Sunday’s tragic Ethiopian Airlines crash is worrying for many reasons, not just the scale of the catastrophe of 157 citizens of 35 nations, including India, losing their lives. This is the second crash in five months involving the modern Boeing workhorse B-737 Max 8 jets, of which 300 are now flying around the globe with various airlines, as huge orders are in the works. India’s Jet Airways and SpiceJet also fly this aircraft. The alarm bells have been ringing loud and clear since a similarity was spotted in two crashes, the first that of the Lion Airlines aircraft flying inter-island in Indonesia with an experienced Indian pilot. Both jets went down within minutes of takeoff. Simulations of the Lion Air crash based on the recovered black box data revealed frightening images of an plane bucking like a bronco and falling steeply nose first even as the pilot struggled for control.

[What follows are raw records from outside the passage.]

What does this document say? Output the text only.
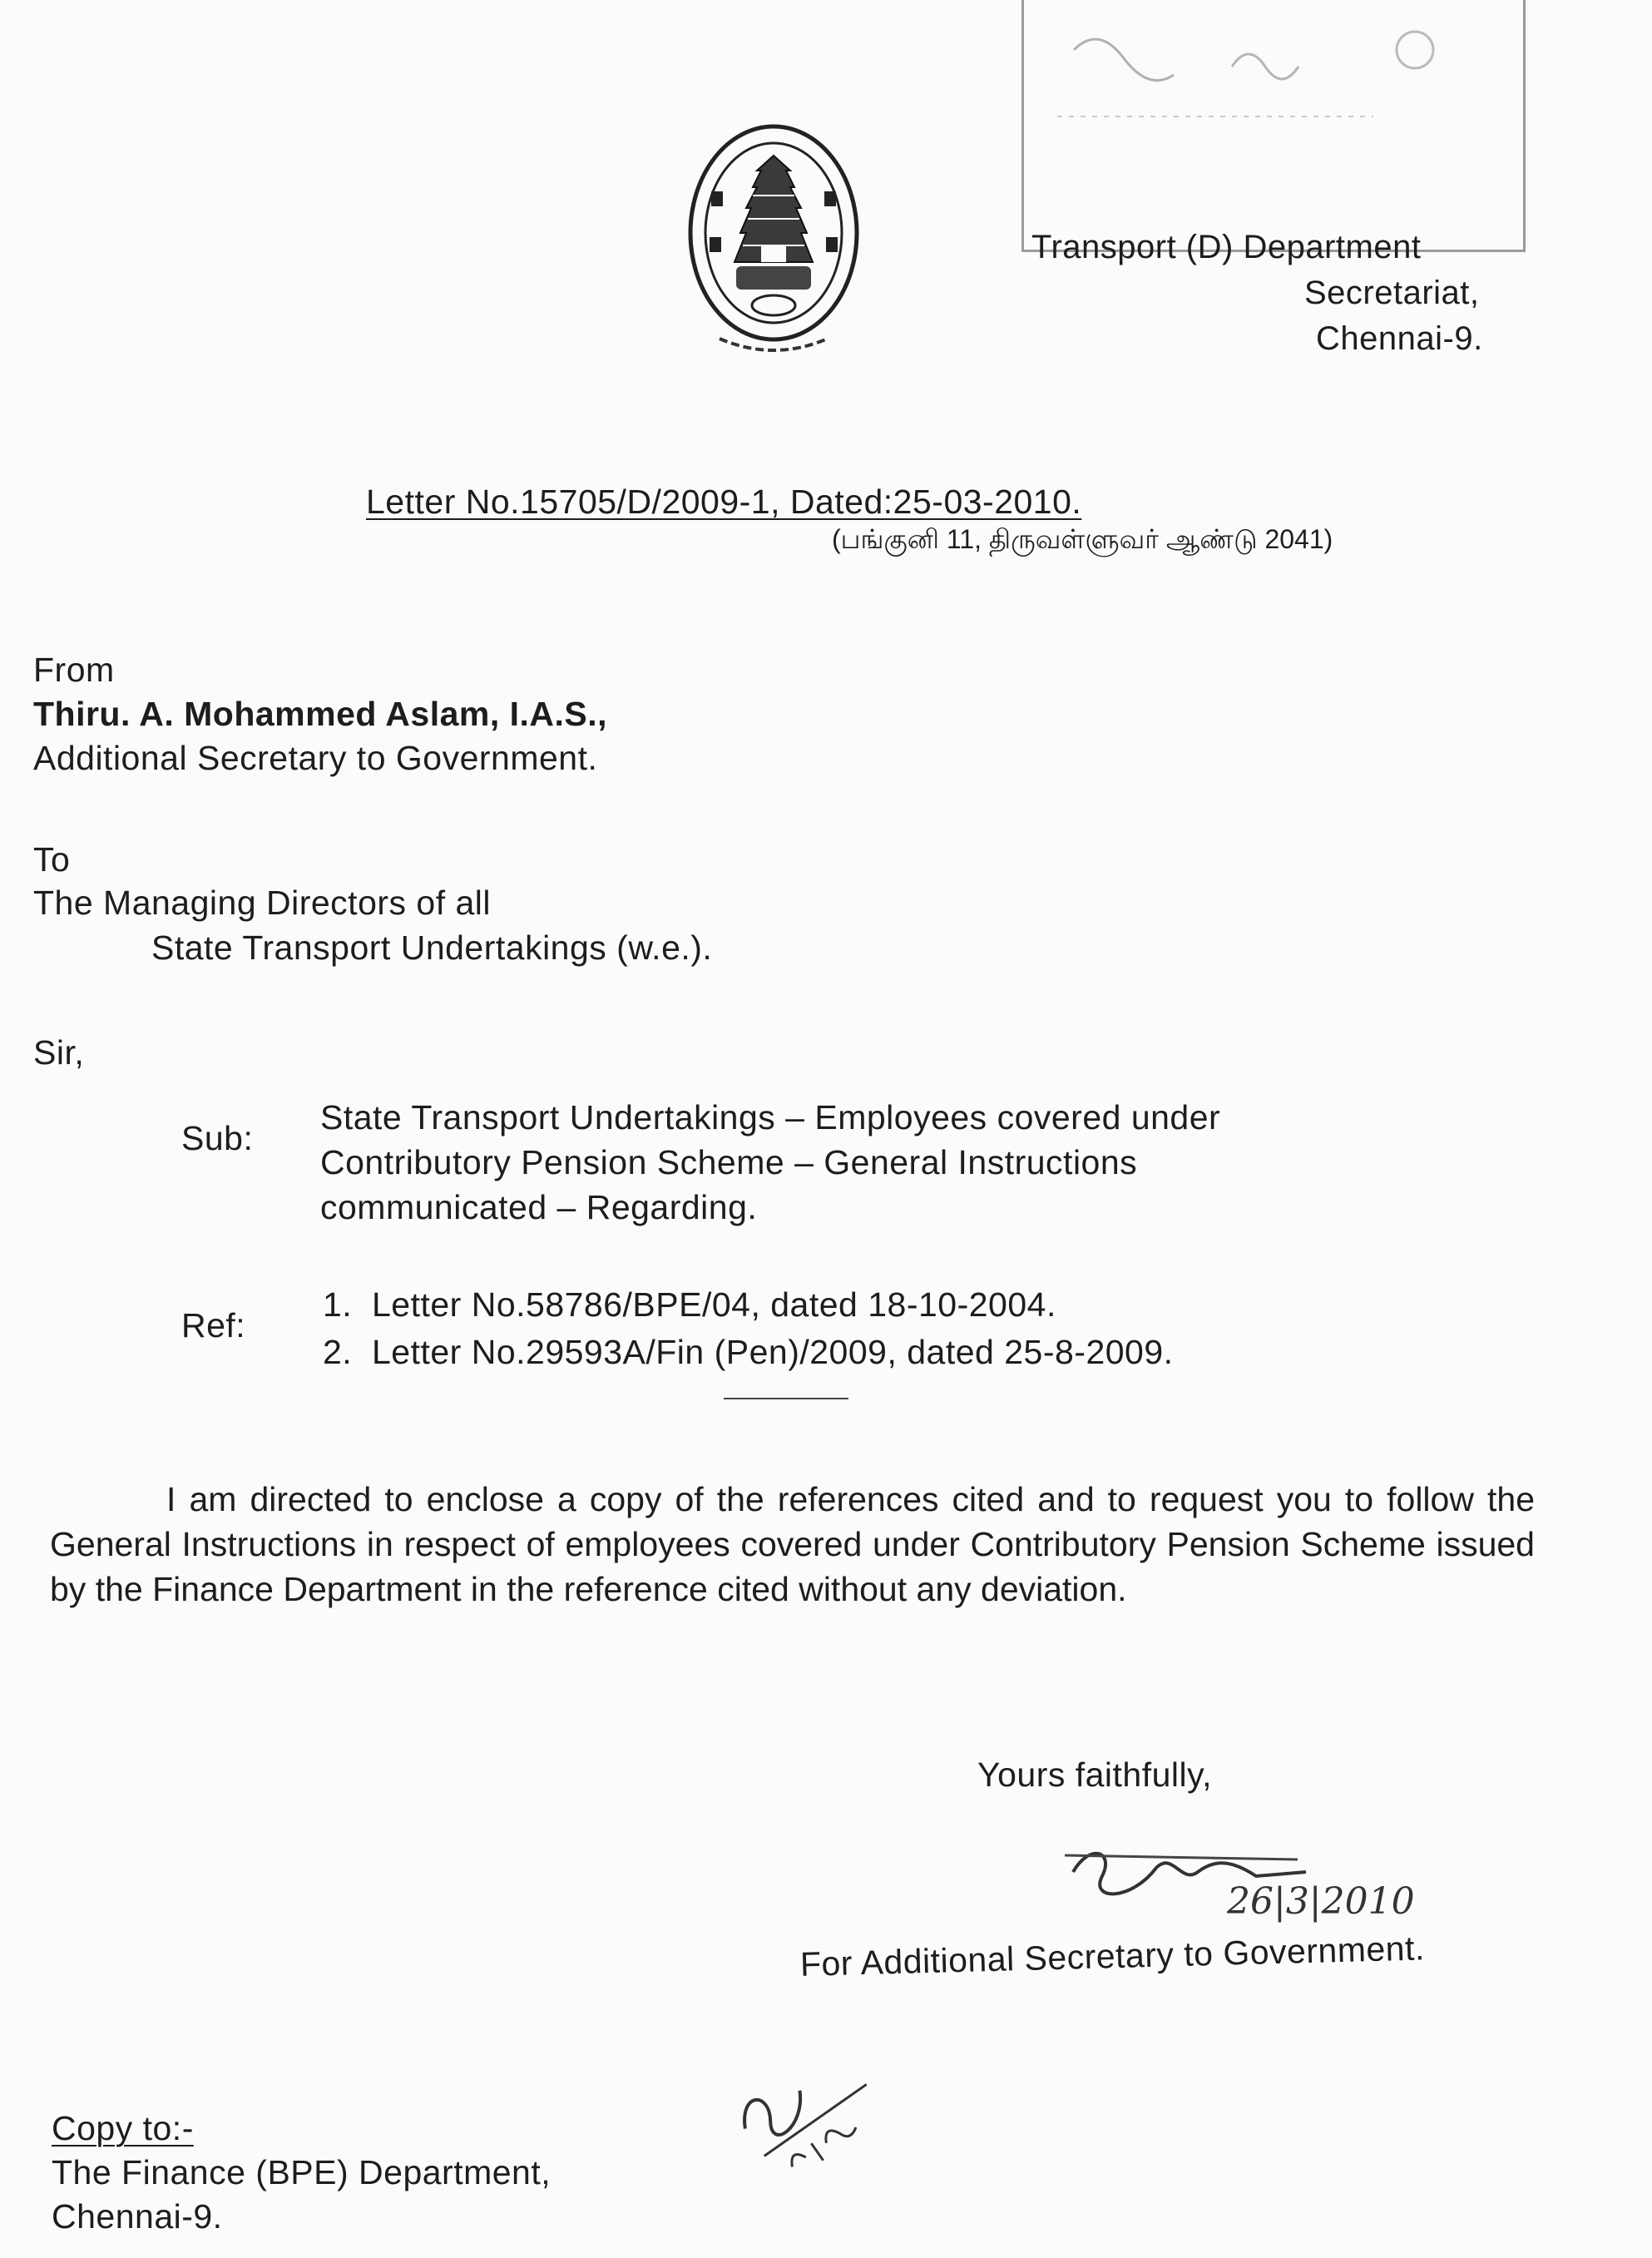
Transport (D) Department
Secretariat,
Chennai-9.
Letter No.15705/D/2009-1, Dated:25-03-2010.
(பங்குனி 11, திருவள்ளுவர் ஆண்டு 2041)
From
Thiru. A. Mohammed Aslam, I.A.S.,
Additional Secretary to Government.
To
The Managing Directors of all
State Transport Undertakings (w.e.).
Sir,
Sub:
State Transport Undertakings – Employees covered under
Contributory Pension Scheme – General Instructions
communicated – Regarding.
Ref:
1.  Letter No.58786/BPE/04, dated 18-10-2004.
2.  Letter No.29593A/Fin (Pen)/2009, dated 25-8-2009.
I am directed to enclose a copy of the references cited and to request you to follow the General Instructions in respect of employees covered under Contributory Pension Scheme issued by the Finance Department in the reference cited without any deviation.
Yours faithfully,
26|3|2010
For Additional Secretary to Government.
Copy to:-
The Finance (BPE) Department,
Chennai-9.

As a precaution, China, the biggest customer of the new Max (introduced in 2017) has grounded its entire Max fleet despite disruptions to the its burgeoning domestic tourism market. The Cayman Islands (2), Ethiopia (6) and Indonesia (11) have taken quick decisions to ground the Max. The haunting question on whether modern aircraft are so advanced in their fly-by-wire systems that the smallest malfunction in software programs can cause such disasters has to be answered first. Every time a major crash occurs, people must be convinced everything is being done for safety although modern aviation can be said to have got so safe that fatal crashes are statistically just a minuscule percentage compared to the number of flights globally. However, there were two other crashes over the weekend involving smaller aircraft, enhancing doubts over whether we are getting blasé over safety in the skies.
India’s aviation regulator DGCA has only posed some queries to the two Indian airlines flying the B-737 Max 8 rather than pass edicts on the need to ground the planes until we know more about what caused virtually brand-new aircraft to crash. The bleeding state the nation’s airlines are in after taking a bruising from competing with budget airlines and passenger traffic increasing by the day, means aviation safety protocols are in danger of being bypassed. Air passenger traffic in India grew threefold from 69 million in 2008-09 to over 183 million in 2016-17, and such expansion can’t have come without adequate investment in infrastructure. The great worry in the era of open skies and perennially expanding traffic is whether airlines, always strapped for cash, are spending enough on top-flight maintenance to assure safe operations. The Boeing Max issue adds a problem of a very new dimension to the world of civil aviation, already buffeted by headwinds of ballooning oil prices and increasing costs as against travel getting cheaper for the flier.